Here is her first installment:
This past summer I learned of a technique called No-Till Gardening. It is pretty self explanatory. It is a method that utilizes the soils own ability to renew itself (think the forest floor). If given the right materials and time, the flora and fauna in the soil will till it for you. I needed a way to work the soil in my raised beds that was user friendly. So I began searching the web. I ran across this method and had a eureka moment. The method uses mulch, mulch, and more mulch. Any and every kind of mulch. I had some old corn husk hay bales that were decomposing into a lovely black soil, so I broke those apart and spread over both raised beds. I tried to find every worm that was in them and keep them in the mulch. This provided many useful things to my raised beds. Before, the crust of the soil was very hard and dried out quickly; almost immediately after applying the mulch, the soil began to loosen and retained more moisture due to the mulch covering. I also added table scraps and grass clippings over the course of the summer. This treatment also ended the takeover attempt by Bermuda grass. It did not completely control it, but made it much easier to pull up. And it did lessen the amount of Bermuda that showed up.

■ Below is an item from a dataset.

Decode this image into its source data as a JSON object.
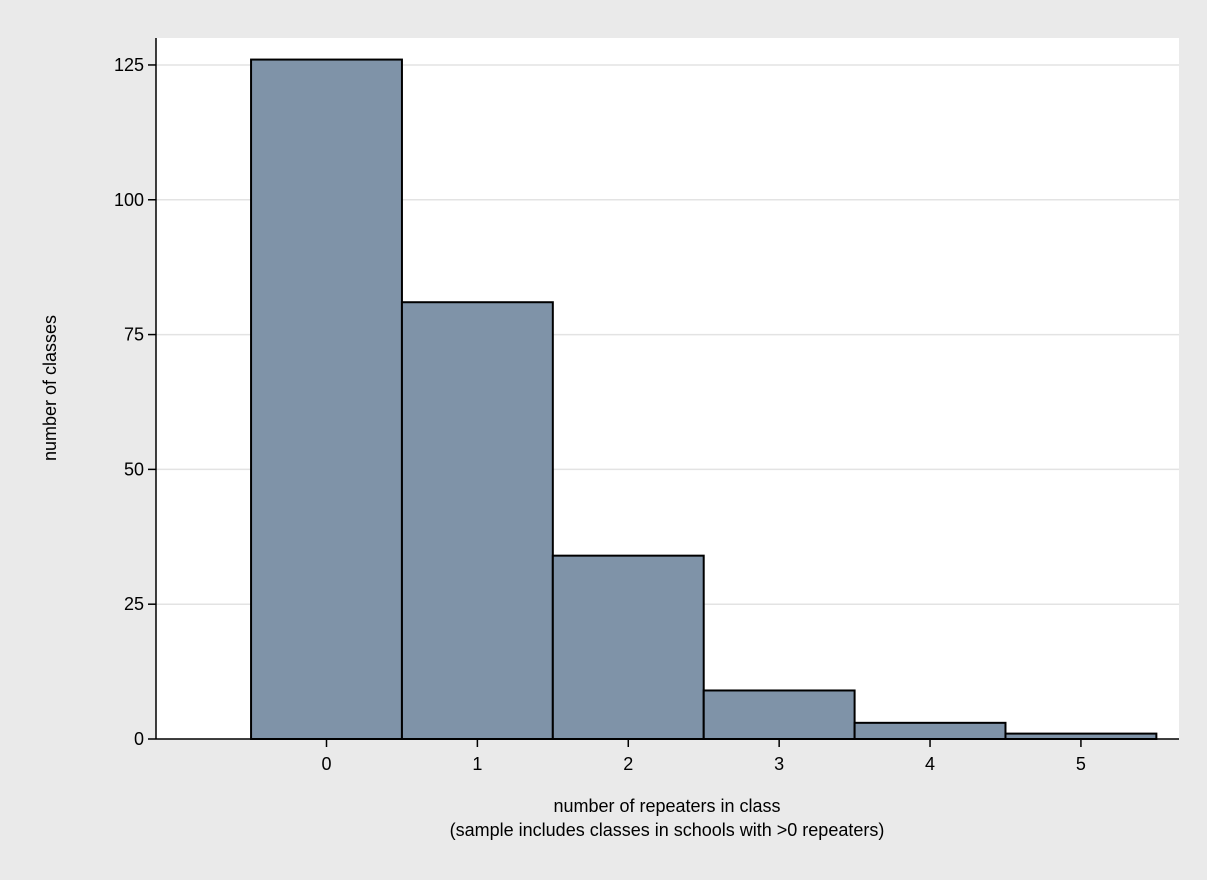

Several problems I have since learned about … the first, when things decompose it locks up most of the nitrogen in the soil. Adding green grass clippings and table scraps caused some nitrogen deficiency problems. This can be rectified by putting the grass in a compost bin for a few weeks with the table scraps then applying it. One of the other problems will be this spring when I want to sow seeds directly into the garden. I will have to brush aside the mulch covering to get to the soil providing a place for the seeds as well as for weeds. I do not know what will happen.